The proteins of lysates from 5 × 10⁵ cells were separated by sodium dodecyl sulfate–polyacrylamide gel electrophoresis (SDS–PAGE) using a 10% resolving gel, and then were transferred to a nitrocellulose membrane. The blots were probed with either the rabbit anti-rat TAP1 (D90) or TAP2 (114/2) polyclonal antibody at a dilution of 1:1,000, and then incubated with horseradish peroxidase-labeled anti-rabbit antibody at a 1:100,000 dilution. The immunocomplexes were visualized by enhanced chemiluminescence (ECL) according to the instructions of the manufacturer (Amersham) and were quantitatively assessed by a densitometry scan.

Inoculation of mice with tumor cell lines.

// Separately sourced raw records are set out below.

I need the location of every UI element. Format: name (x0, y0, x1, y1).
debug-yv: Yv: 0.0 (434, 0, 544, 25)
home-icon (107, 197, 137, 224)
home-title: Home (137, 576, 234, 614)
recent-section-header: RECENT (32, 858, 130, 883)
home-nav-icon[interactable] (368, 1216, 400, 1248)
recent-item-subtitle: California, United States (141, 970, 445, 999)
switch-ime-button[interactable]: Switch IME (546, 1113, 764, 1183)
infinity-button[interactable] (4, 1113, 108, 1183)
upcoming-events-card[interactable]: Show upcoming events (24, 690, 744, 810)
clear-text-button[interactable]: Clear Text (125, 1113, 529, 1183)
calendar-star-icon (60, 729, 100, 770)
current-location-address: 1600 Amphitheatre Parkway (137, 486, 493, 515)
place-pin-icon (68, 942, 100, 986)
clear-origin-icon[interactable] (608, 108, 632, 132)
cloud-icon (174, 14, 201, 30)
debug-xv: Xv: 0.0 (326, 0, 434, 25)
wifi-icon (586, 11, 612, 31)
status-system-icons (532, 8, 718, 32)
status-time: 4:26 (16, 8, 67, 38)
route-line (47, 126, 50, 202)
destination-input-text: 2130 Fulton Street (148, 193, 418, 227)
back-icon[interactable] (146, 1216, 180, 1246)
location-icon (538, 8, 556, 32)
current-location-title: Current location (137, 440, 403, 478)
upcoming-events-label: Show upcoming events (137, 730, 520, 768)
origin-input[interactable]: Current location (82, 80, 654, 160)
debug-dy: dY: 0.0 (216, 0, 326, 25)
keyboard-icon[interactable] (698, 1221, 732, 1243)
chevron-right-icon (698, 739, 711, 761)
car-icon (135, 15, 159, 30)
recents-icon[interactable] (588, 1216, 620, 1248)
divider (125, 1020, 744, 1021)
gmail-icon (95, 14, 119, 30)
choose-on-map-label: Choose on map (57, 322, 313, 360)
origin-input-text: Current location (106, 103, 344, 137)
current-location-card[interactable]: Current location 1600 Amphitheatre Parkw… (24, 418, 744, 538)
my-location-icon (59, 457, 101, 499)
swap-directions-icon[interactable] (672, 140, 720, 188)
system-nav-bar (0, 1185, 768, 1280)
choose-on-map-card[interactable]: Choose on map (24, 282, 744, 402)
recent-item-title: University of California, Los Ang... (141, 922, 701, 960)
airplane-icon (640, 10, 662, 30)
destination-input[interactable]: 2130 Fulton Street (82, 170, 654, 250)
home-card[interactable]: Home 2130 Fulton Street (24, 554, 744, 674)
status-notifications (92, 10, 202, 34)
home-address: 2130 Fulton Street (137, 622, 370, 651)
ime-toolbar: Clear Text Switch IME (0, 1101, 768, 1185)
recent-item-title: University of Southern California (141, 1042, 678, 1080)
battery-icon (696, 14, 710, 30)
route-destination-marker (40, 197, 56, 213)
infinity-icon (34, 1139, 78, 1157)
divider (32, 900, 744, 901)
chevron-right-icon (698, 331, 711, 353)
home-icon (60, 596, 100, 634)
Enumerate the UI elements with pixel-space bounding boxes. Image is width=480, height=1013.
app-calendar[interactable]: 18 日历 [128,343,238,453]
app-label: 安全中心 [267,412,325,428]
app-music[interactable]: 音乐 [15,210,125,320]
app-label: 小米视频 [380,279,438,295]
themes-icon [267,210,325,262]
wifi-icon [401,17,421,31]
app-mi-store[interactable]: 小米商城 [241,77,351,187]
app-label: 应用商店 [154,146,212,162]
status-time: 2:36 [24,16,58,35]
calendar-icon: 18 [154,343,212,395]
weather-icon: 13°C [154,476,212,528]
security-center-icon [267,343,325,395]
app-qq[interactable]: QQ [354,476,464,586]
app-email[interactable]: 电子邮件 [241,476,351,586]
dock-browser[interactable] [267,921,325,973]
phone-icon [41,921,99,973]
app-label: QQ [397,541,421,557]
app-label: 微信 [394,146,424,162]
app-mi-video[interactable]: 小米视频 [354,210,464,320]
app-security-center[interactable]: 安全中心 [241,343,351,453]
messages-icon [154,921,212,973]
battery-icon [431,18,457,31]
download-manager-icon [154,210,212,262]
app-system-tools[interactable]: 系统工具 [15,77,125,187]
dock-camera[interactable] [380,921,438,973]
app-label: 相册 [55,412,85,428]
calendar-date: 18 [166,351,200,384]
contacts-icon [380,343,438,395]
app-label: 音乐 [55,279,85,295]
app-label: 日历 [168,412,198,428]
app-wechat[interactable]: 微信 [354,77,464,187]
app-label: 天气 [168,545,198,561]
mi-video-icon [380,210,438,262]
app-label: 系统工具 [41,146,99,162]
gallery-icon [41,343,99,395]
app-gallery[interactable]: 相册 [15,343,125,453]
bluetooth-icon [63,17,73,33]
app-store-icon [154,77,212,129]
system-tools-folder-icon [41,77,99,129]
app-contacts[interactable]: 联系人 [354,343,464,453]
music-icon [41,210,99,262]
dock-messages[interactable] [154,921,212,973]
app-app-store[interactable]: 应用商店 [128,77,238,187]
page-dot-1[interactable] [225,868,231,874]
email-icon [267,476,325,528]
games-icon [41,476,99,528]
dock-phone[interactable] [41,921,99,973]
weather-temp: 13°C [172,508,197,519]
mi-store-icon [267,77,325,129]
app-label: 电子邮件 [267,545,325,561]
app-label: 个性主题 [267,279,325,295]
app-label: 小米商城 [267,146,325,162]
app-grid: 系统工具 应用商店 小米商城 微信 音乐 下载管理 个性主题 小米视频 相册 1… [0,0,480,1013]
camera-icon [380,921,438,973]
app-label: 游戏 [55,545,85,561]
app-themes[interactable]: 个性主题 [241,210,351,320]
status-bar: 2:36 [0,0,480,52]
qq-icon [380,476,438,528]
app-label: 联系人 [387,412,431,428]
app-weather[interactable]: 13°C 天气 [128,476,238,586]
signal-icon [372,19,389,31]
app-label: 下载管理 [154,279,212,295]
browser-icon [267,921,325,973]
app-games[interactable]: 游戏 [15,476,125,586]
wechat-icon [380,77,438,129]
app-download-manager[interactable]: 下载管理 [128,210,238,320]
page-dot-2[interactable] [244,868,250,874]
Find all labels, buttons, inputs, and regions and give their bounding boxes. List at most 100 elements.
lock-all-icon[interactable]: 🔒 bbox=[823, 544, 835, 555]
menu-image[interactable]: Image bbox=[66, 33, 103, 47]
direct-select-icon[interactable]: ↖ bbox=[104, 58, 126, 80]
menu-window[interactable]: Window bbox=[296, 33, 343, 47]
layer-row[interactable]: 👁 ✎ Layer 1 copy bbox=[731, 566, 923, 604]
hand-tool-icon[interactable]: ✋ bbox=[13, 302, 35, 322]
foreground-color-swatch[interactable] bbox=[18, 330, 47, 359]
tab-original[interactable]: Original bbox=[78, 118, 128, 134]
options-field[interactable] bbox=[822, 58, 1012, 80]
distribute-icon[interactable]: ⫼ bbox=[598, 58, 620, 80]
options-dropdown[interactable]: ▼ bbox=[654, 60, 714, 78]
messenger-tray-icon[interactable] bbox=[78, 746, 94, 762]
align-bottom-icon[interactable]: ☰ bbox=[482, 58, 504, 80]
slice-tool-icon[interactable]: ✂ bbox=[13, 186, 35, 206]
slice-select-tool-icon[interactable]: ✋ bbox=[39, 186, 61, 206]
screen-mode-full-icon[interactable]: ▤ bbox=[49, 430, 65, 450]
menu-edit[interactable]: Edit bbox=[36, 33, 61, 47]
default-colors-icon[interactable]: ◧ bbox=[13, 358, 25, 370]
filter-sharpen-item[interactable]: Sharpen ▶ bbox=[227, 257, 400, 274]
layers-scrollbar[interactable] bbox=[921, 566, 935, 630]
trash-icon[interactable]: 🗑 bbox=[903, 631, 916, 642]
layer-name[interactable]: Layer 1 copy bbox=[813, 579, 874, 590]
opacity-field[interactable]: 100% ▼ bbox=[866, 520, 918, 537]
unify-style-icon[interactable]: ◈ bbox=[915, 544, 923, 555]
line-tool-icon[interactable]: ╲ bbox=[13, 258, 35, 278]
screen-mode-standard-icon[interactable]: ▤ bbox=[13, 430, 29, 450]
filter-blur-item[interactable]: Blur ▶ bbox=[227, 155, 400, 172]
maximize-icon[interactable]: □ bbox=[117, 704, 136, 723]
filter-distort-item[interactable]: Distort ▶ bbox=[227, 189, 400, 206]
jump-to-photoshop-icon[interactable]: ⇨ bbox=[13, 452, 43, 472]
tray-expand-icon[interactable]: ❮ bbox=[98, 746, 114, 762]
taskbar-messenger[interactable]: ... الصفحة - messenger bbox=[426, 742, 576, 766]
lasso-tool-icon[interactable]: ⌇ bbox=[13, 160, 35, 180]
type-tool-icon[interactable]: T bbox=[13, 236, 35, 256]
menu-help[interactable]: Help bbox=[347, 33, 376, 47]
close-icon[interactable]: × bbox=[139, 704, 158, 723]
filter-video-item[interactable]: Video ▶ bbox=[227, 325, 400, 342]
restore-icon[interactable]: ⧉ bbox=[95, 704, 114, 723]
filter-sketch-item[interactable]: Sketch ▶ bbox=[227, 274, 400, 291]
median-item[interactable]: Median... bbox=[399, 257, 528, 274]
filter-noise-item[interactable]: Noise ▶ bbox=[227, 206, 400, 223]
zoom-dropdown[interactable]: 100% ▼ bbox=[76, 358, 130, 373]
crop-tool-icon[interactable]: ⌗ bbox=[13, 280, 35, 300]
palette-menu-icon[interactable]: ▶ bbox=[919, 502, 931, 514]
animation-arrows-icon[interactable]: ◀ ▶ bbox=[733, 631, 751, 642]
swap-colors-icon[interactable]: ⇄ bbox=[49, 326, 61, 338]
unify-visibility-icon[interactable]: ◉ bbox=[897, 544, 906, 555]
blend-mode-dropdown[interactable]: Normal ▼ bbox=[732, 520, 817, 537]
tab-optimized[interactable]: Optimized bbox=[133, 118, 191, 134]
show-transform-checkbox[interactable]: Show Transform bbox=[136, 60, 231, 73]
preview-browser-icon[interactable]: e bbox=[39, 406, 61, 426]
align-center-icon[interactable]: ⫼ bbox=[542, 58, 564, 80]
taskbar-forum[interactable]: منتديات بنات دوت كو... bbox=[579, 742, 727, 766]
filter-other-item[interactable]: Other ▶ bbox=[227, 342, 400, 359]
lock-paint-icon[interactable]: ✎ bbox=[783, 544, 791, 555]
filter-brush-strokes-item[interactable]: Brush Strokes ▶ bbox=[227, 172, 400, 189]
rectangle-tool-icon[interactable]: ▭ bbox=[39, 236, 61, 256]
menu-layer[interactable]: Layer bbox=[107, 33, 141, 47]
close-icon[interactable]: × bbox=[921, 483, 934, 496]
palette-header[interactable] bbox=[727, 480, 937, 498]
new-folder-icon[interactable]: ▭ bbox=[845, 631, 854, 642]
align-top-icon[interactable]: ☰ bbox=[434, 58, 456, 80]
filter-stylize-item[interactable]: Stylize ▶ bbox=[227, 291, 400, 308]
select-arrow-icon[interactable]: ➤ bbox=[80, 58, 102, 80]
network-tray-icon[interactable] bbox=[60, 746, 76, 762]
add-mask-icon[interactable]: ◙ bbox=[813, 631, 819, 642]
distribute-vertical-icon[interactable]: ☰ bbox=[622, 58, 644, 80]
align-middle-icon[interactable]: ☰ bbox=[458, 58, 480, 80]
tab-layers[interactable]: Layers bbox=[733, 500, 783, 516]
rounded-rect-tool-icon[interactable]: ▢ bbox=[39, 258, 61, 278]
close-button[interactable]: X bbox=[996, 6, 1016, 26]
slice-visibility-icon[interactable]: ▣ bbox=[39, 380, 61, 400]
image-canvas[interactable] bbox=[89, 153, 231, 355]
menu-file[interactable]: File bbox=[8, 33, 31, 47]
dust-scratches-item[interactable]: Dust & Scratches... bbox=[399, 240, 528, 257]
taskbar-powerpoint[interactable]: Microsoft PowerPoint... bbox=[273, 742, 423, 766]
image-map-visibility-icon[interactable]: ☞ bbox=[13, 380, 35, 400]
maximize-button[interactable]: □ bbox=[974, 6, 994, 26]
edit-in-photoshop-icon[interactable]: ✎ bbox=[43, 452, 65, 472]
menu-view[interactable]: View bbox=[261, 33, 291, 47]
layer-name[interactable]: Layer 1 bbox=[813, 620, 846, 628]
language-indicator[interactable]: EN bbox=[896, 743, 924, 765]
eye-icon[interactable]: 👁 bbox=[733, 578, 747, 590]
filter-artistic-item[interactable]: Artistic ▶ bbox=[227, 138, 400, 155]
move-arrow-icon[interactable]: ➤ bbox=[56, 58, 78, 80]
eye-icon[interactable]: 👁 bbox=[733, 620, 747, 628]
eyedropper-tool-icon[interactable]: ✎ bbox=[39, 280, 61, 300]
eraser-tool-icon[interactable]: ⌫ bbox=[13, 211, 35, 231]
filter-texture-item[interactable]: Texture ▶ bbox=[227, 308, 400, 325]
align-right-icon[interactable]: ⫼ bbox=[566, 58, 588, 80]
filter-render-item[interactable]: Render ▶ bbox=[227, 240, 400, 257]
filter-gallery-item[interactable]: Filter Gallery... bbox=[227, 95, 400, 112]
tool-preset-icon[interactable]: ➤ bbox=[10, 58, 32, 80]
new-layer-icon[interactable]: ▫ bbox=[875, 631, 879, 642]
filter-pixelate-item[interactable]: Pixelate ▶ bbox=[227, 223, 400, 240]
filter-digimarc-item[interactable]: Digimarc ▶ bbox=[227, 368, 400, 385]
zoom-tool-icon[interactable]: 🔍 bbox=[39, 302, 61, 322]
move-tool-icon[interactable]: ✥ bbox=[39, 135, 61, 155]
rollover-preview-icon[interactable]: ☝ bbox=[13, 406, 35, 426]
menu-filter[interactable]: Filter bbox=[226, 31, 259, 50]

A total of 5 × 10⁵ (unless otherwise indicated in figure legend) cells of CMT.64 or its transfectants in PBS were injected intraperitoneally into C57BL/6 syngeneic mice. For examination of tumor growth pattern, one representative mouse from each group (four mice for each group) was killed after one month for photographing of in vivo tumors (Fig. 2A ). For mice survival experiments, each group contained 15 ( Fig. 2B) or 10 (Fig. 4B and 5A ) mice.

Statistics.

The statistics for the cancer studies were performed using the Kaplan–Meier log rank survival test or regression log percentage survival test before carrying out a paired t-test. The computer software program JMP IN version 3.2.1 was used to do the computations²³. The data were considered statistically different if p < 0.05.